C’est par là qu’il est universel. Ce n’est pas, comme on le croit, une faculté spéciale donnée seulement à quelques privilégiés. Tout être humain est artiste, nécessairement, naturellement. Bien entendu, nous ne sommes pas tous artistes au même degré ; mais dans le plus humble artisan, comme dans le virtuose et le créateur de l’ordre le plus élevé, la faculté artistique est inégalement mais pareillement active. Le paysan qui évoque, le soir, au coin du feu, les légendes naïves du terroir ou les souvenirs familiaux, fait œuvre d’artiste au même titre que le poète, le musicien et le peintre qui s’inspirent des grandes traditions de l’humanité et cherchent à en traduire avec relief le sens émotif. De ce que la faculté esthétique, c’est-à-dire créatrice d’images et de symboles, n’est point distribuée à tous à un degré équivalent, il ne suit pas que cette faculté soit absente. Elle est départie à tous ; seulement, elle est le plus souvent étouffée par les conditions anormales de la vie, qui ne lui permettent pas de se manifester avec une énergie identique dans tous les êtres.

Les mêmes causes qui détériorent le type physique humain agissent pour détériorer le type moral et le type esthétique. Ainsi que l’intensité vitale se trouve inégalement conservée dans les individus et se différencie encore dans les groupes d’individus, suivant le climat, la race, l’éducation, le genre de vie physique et psychique, ainsi l’intensité du sens artistique varie à l’infini, non seulement d’individu à individu, mais de nation à nation. Une race forte, constituée en une société solide et respectueuse des énergies vitales, sera nécessairement douée de facultés artistiques plus vives qu’une race dont l’organisation défectueuse laisse se perdre ces énergies nécessaires. Toute l’histoire de l’art corrobore cette vérité. La productivité artistique suit pas à pas le développement de la force interne des peuples ; elle s’élève à mesure qu’ils deviennent plus cultivés et plus conscients de leur valeur ; elle décroît et tombe insensiblement dans l’imitation, c’est-à-dire dans le factice, à mesure que s’accentue leur décadence sociale, morale et physique.

L’explication de ce parallélisme se trouve tout naturellement dans la nature même du sens esthétique ; où il n’y a pas d’énergie vitale, il ne peut y avoir d’art véritable.

Je touche ici au point capital des questions que soulève l’écrit du comte Tolstoï.

Pour lui, l’art n’est pas une fonction vitale, il est une fonction sociale.

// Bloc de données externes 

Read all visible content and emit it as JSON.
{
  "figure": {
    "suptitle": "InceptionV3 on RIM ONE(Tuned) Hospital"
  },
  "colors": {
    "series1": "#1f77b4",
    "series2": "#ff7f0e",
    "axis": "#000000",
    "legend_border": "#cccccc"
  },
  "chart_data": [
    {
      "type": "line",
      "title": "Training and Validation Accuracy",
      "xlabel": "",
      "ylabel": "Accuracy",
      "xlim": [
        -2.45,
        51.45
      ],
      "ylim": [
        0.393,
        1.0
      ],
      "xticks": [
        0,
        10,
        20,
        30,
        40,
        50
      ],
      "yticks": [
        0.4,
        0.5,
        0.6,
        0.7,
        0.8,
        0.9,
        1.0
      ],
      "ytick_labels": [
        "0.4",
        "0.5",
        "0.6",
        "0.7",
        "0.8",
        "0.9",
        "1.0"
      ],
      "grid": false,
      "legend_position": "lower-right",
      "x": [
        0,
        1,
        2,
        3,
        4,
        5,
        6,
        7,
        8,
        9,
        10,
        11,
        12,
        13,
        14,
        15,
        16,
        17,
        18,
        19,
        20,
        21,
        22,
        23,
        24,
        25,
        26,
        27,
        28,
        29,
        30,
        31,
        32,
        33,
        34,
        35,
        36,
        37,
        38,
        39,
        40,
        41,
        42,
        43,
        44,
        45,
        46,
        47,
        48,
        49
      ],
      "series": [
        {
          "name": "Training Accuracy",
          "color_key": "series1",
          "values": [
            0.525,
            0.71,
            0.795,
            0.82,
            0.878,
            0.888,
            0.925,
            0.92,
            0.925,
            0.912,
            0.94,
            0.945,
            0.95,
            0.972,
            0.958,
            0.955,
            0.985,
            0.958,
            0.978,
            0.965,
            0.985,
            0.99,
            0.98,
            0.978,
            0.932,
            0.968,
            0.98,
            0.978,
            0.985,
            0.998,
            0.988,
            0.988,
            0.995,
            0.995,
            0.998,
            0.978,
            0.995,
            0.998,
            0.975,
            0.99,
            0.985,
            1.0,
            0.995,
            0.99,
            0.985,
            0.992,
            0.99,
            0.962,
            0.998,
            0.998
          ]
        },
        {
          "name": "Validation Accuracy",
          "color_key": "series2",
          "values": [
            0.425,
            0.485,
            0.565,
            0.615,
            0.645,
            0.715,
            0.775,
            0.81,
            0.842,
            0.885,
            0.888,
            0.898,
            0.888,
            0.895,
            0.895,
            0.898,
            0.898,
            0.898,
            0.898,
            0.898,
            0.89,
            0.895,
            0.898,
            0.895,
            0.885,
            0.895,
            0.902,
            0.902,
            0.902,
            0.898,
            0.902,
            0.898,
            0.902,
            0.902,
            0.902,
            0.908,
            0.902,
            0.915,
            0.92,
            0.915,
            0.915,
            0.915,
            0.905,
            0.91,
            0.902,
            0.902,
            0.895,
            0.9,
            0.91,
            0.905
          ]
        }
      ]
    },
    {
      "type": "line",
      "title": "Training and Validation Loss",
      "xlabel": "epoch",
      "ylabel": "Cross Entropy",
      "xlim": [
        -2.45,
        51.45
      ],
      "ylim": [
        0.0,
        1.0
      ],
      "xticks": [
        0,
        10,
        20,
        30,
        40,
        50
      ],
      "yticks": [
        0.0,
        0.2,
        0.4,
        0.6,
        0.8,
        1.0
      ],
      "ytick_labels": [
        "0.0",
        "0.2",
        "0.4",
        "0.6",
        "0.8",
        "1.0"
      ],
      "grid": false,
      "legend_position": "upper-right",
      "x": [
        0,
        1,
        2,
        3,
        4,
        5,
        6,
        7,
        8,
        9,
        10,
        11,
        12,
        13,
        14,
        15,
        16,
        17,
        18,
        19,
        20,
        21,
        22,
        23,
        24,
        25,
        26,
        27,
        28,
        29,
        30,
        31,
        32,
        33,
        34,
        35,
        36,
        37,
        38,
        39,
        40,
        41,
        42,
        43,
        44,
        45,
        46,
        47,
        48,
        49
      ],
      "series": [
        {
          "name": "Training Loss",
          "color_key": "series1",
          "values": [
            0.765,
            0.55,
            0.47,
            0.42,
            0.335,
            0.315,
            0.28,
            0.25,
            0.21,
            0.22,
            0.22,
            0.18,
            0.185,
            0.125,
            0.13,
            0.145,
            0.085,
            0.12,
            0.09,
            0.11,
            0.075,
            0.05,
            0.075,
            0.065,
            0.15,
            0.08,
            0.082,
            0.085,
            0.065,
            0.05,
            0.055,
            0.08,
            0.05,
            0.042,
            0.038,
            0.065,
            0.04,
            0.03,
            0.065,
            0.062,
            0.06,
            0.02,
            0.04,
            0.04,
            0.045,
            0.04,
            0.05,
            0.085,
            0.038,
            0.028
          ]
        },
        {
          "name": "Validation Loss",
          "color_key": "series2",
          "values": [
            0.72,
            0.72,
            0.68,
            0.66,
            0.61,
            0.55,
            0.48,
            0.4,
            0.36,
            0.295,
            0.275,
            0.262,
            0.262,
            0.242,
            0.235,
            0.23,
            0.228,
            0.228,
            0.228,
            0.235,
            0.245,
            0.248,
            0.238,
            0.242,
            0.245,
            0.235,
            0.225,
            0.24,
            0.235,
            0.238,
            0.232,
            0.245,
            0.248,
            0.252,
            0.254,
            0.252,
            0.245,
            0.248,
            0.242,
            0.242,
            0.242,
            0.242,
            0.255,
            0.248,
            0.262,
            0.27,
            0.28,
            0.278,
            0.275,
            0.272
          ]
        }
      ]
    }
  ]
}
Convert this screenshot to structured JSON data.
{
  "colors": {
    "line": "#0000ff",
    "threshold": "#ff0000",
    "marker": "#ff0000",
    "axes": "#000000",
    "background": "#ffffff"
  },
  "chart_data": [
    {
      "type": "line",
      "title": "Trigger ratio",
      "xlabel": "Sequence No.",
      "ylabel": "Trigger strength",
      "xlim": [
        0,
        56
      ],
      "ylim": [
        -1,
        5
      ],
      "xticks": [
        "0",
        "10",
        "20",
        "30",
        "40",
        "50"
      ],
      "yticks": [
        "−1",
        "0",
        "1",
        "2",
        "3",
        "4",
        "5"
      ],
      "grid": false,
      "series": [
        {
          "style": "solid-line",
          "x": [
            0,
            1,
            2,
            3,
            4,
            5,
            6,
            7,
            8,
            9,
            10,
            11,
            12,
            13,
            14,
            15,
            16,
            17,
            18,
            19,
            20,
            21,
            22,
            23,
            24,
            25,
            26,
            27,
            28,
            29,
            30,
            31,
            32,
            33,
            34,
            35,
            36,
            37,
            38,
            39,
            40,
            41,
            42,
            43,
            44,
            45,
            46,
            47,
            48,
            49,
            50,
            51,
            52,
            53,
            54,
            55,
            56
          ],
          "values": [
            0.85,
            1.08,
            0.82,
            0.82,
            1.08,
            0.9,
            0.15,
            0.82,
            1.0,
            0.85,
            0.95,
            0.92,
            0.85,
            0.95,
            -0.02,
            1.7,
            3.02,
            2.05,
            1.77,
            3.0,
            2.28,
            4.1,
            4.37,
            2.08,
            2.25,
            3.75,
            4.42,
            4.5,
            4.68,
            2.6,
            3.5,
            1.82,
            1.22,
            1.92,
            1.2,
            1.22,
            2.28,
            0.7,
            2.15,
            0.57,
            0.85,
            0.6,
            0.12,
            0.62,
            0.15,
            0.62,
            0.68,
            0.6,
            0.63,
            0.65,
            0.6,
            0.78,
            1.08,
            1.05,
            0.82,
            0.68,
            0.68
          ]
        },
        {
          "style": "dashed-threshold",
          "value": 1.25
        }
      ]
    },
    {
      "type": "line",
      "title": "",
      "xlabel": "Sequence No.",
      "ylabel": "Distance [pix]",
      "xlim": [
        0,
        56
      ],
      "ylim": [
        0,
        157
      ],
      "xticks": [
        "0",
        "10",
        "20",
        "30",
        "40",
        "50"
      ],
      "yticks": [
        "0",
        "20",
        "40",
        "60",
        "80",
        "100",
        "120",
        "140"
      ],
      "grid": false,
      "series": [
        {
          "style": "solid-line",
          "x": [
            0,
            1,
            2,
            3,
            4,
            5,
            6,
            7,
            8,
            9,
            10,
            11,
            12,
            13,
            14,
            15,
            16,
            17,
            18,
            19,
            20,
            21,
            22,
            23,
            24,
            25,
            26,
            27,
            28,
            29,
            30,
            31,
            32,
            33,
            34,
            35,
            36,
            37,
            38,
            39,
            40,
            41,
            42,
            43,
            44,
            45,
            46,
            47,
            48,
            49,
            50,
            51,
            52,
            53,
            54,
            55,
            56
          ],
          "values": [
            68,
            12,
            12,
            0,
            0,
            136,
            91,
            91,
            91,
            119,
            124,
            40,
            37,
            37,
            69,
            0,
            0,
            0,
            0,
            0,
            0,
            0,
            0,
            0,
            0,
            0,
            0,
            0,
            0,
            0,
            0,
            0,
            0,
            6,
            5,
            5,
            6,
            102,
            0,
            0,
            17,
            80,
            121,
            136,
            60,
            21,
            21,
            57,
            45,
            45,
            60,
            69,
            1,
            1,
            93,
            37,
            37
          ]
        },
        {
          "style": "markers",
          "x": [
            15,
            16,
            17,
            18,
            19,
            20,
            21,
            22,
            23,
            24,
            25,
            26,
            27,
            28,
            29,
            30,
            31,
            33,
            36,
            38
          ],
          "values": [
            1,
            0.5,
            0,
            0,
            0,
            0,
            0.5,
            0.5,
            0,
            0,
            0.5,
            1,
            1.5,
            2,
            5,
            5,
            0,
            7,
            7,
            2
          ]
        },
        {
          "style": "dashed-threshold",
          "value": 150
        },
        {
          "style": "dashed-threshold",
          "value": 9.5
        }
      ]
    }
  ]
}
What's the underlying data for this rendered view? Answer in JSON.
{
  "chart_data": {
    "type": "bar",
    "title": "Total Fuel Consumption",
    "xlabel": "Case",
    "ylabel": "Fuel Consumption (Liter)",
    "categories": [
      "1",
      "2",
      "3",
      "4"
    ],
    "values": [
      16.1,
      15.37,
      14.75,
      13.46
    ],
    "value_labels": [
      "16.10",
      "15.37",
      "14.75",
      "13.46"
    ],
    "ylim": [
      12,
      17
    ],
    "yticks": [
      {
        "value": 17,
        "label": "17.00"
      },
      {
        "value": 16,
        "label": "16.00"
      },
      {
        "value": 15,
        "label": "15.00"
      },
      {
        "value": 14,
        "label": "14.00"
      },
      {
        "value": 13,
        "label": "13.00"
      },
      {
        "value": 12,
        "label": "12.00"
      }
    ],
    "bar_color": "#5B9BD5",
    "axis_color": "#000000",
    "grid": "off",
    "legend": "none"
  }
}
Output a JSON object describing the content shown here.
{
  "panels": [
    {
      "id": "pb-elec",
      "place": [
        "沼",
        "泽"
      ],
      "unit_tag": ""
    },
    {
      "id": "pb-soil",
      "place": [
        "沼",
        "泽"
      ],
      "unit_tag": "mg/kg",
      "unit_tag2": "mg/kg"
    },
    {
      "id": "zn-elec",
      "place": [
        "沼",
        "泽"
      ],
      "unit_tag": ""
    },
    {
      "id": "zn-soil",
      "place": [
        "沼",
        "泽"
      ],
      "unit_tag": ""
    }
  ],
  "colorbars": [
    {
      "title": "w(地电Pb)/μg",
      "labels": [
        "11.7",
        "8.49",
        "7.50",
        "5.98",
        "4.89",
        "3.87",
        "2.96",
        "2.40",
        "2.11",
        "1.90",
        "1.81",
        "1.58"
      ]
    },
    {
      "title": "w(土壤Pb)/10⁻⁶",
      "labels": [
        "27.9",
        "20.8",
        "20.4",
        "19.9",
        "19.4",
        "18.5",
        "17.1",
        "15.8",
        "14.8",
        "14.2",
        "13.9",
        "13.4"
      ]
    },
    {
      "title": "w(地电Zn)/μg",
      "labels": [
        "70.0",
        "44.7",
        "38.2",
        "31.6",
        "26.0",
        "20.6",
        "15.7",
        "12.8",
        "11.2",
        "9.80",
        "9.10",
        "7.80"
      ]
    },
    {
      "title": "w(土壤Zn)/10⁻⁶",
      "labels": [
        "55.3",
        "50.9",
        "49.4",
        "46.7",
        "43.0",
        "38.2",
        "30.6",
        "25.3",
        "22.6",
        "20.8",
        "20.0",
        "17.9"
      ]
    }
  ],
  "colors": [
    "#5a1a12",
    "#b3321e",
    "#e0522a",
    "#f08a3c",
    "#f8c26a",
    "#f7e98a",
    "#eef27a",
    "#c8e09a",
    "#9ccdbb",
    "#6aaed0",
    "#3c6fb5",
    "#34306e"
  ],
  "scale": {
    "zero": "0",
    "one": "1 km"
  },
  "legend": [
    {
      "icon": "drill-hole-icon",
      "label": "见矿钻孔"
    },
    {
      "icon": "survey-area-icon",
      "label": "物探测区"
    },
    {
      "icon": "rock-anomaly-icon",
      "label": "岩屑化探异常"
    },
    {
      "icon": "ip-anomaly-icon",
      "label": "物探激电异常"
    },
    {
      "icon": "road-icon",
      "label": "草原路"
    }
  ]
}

« Toutes les fois, dit-il, que les spectateurs et les auditeurs éprouvent les sentiments qu’un autre a ressentis et a voulu faire ressentir, nous nous trouvons en présence d’une manifestation artistique. »

L’observation est juste ; seulement, elle ne fournit qu’une définition incomplète de l’art, une définition tout extérieure, qui ne touche pas le fait originaire, l’activité primordiale de l’artiste, l’acte de volition inconscient qui le fait œuvrer tout d’abord pour lui-même.

Car voilà le point essentiel.

L’acte esthétique est désintéressé. L’artiste crée par mouvements spontanés et réflexes, les symboles naissent en lui d’eux-mêmes, parce que son organisme l’y contraint, en vertu d’une activité analogue à celle du rêve. Bien entendu, le rêve éveillé, pour devenir le phénomène artistique, doit passer par différents stades, devenir ordonné et conscient. L’acte artistique n’en reste pas moins une vision, une hallucination originairement involontaire et réflexe. L’idée de communiquer ce rêve et l’émotion qui en résulte à ses semblables, ne vient qu’en seconde ligne. En admettant même la simultanéité des deux actes, l’acte fondamental, sans lequel ne surgirait point le désir de se communiquer à autrui, est nécessairement la création artistique, l’évocation d’émotions et d’images ; car il est logiquement impossible que ce désir se produise avant l’existence de la chose qui en est l’objet.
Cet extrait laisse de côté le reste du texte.